La société Reincubate, à l’origine des applications Camo et Camo Studio, a porté plainte contre Apple, l’accusant d’avoir copié sa technologie avec le lancement de la Caméra de Continuité en 2022. Cette solution permet d’utiliser un iPhone comme webcam pour un Mac, mais elle présente des similitudes frappantes avec Camo.
Camo, qui a été lancé en 2020, a connu plusieurs mises à jour et a vu l’ajout de nouvelles fonctionnalités avec Camo Studio et Streamlight. Lors du lancement de la Caméra de Continuité, de nombreuses personnes ont immédiatement noté les ressemblances entre les deux solutions.
Une plainte pour contrefaçon et pratiques anticoncurrentielles
Dans un article de blog, le fondateur de Reincubate, Aidan Fitzpatrick, a clarifié les raisons de cette action en justice en évitant le jargon juridique : « En résumé, nous poursuivons Apple pour contrefaçon de brevet et pour des motifs anticoncurrentiels. Apple a tiré parti de Camo alors qu’il était encore en version bêta, encourageant notre développement et promettant de soutenir notre innovation. Pourtant, une fois que nous avons prouvé que notre technologie fonctionnait, ils ont intégré nos fonctionnalités dans des milliards d’appareils tout en nous excluant. »
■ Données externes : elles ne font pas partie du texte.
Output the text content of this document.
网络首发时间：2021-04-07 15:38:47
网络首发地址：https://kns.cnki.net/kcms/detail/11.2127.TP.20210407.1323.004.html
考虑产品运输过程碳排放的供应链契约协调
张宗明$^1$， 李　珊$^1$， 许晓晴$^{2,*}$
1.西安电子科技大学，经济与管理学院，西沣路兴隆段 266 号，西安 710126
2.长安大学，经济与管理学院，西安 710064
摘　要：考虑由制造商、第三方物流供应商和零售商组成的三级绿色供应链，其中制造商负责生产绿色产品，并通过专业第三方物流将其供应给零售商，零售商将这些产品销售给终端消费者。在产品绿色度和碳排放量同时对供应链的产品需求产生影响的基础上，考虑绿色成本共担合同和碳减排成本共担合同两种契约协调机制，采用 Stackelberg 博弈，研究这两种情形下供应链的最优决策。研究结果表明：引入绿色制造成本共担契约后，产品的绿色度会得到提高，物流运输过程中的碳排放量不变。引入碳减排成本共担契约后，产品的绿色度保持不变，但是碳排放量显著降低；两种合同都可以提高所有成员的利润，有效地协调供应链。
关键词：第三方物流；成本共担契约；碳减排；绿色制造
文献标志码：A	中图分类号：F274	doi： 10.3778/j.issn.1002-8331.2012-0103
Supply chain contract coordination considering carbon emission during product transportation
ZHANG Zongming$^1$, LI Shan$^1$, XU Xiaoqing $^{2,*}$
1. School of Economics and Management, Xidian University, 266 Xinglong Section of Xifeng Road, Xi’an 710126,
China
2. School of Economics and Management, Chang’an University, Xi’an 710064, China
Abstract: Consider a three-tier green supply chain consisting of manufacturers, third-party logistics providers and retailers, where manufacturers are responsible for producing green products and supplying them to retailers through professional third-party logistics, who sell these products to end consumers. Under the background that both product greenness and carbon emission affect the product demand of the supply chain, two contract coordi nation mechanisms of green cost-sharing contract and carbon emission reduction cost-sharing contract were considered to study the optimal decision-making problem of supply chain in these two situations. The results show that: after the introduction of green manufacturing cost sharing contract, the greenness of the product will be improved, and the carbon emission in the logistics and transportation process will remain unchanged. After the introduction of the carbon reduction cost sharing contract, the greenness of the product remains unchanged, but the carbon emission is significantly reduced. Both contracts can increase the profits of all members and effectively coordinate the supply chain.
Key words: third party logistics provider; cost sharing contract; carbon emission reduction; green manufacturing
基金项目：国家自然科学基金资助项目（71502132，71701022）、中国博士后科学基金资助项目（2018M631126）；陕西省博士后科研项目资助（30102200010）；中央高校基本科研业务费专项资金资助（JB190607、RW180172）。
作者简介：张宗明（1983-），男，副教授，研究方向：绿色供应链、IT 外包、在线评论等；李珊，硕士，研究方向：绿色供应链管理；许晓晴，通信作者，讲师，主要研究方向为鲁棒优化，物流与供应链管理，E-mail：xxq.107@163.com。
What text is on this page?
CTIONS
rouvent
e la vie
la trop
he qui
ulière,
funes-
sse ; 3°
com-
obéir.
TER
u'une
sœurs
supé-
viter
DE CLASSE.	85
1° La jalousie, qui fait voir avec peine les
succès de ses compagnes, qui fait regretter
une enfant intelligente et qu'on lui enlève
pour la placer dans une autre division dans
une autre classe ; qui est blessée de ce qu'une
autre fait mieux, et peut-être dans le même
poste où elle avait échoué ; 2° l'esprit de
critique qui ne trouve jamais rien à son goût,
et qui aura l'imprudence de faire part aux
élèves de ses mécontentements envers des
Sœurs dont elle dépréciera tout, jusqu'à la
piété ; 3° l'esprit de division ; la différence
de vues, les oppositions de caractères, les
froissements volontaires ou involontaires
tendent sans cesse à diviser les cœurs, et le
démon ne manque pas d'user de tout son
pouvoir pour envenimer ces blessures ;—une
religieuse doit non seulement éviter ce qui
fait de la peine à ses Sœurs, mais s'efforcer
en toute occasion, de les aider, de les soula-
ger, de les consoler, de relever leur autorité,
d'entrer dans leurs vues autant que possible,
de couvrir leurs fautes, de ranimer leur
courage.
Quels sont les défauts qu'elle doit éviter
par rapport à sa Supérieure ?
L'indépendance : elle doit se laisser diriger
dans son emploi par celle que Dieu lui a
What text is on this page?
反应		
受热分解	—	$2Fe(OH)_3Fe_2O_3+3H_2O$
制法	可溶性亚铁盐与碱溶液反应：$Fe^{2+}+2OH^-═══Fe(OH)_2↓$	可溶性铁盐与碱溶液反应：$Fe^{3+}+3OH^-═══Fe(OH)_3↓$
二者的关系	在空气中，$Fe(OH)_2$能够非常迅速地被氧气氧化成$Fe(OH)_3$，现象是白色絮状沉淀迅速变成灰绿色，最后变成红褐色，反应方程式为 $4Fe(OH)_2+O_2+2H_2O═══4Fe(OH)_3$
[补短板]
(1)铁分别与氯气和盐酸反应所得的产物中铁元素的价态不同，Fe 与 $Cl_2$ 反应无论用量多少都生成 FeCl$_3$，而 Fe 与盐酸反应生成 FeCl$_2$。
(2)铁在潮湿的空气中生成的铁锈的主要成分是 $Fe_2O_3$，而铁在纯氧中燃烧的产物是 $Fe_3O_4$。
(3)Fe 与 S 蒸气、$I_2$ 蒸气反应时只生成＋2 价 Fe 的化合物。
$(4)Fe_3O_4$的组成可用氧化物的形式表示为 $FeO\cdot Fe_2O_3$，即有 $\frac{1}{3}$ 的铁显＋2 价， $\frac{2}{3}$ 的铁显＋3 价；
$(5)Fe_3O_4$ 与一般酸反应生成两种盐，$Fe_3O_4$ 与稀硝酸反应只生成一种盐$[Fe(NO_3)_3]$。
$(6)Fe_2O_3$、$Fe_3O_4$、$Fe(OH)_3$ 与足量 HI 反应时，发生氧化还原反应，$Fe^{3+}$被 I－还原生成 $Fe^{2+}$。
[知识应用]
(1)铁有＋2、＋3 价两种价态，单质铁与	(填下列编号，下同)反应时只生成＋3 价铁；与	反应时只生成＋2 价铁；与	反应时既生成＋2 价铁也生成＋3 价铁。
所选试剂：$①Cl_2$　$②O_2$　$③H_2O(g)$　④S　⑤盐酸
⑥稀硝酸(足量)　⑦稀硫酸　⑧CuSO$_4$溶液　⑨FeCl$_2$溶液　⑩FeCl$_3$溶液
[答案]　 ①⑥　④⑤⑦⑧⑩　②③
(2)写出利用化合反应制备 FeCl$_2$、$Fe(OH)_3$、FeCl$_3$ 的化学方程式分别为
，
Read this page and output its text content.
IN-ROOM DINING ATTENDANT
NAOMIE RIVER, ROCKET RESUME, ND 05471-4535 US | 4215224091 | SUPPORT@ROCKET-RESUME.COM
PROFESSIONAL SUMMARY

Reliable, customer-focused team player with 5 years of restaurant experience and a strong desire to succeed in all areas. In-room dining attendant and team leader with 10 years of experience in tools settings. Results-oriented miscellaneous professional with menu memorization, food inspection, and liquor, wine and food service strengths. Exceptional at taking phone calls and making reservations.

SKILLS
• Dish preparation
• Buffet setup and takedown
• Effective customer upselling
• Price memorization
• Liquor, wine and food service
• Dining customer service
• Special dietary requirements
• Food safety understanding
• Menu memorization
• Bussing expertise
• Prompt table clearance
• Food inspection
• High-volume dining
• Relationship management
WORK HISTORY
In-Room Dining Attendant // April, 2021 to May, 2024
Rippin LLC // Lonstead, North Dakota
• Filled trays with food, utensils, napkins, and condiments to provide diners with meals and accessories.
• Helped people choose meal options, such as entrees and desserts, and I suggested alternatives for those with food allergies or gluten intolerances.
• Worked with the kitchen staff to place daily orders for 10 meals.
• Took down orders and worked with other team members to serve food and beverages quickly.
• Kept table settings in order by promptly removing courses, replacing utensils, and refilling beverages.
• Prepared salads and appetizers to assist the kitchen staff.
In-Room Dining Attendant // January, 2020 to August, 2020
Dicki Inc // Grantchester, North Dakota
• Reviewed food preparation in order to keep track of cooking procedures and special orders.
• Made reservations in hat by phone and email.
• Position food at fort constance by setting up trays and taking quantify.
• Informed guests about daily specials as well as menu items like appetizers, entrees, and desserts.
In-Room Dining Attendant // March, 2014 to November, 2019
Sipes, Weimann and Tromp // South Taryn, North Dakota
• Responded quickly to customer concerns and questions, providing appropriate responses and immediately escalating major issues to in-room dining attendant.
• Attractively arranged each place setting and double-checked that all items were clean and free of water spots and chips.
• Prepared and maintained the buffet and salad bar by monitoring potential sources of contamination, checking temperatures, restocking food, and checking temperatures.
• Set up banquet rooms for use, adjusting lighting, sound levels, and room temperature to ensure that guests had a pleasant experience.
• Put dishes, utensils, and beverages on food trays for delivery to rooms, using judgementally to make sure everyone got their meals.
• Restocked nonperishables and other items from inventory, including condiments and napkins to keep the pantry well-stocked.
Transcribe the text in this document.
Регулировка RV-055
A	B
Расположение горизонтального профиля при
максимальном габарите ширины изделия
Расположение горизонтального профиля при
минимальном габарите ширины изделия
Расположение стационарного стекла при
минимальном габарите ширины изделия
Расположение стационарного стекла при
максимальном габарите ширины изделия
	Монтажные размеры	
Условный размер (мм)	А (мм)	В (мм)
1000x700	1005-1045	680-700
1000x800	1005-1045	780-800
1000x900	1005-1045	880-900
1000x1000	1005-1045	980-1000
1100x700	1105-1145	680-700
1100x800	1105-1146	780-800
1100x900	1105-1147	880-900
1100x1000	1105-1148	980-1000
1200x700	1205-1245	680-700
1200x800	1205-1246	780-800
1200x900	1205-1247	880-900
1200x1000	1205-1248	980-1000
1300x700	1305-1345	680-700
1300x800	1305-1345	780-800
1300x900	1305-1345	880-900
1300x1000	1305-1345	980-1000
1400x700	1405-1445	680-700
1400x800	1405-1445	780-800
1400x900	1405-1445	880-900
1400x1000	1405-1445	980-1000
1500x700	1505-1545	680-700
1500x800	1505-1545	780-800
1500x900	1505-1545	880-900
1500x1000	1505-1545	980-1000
Fitzpatrick met en avant que l’objectif d’Apple n’était pas de rendre la Caméra de Continuité exceptionnelle, mais plutôt d’entraver l’innovation qui équilibre l’expérience entre différentes plateformes.
Des difficultés pour les développeurs
Il remet également en question la possibilité pour les développeurs d’innover dans un environnement dominé par de grandes entreprises. Dans la plainte, Reincubate affirme que les fonctionnalités de la Caméra de Continuité nuisent directement à l’expérience utilisateur de Camo. Par exemple, lorsque l’iPhone est utilisé avec Camo, la Caméra de Continuité se lance automatiquement, perturbant ainsi l’application Camo et bloquant sa connexion.
Cette action en justice a été déposée auprès du tribunal du New Jersey et avance des revendications de monopolisation selon l’article 2 de la loi Sherman, ainsi que des accusations de contrefaçon de brevet intentionnelle.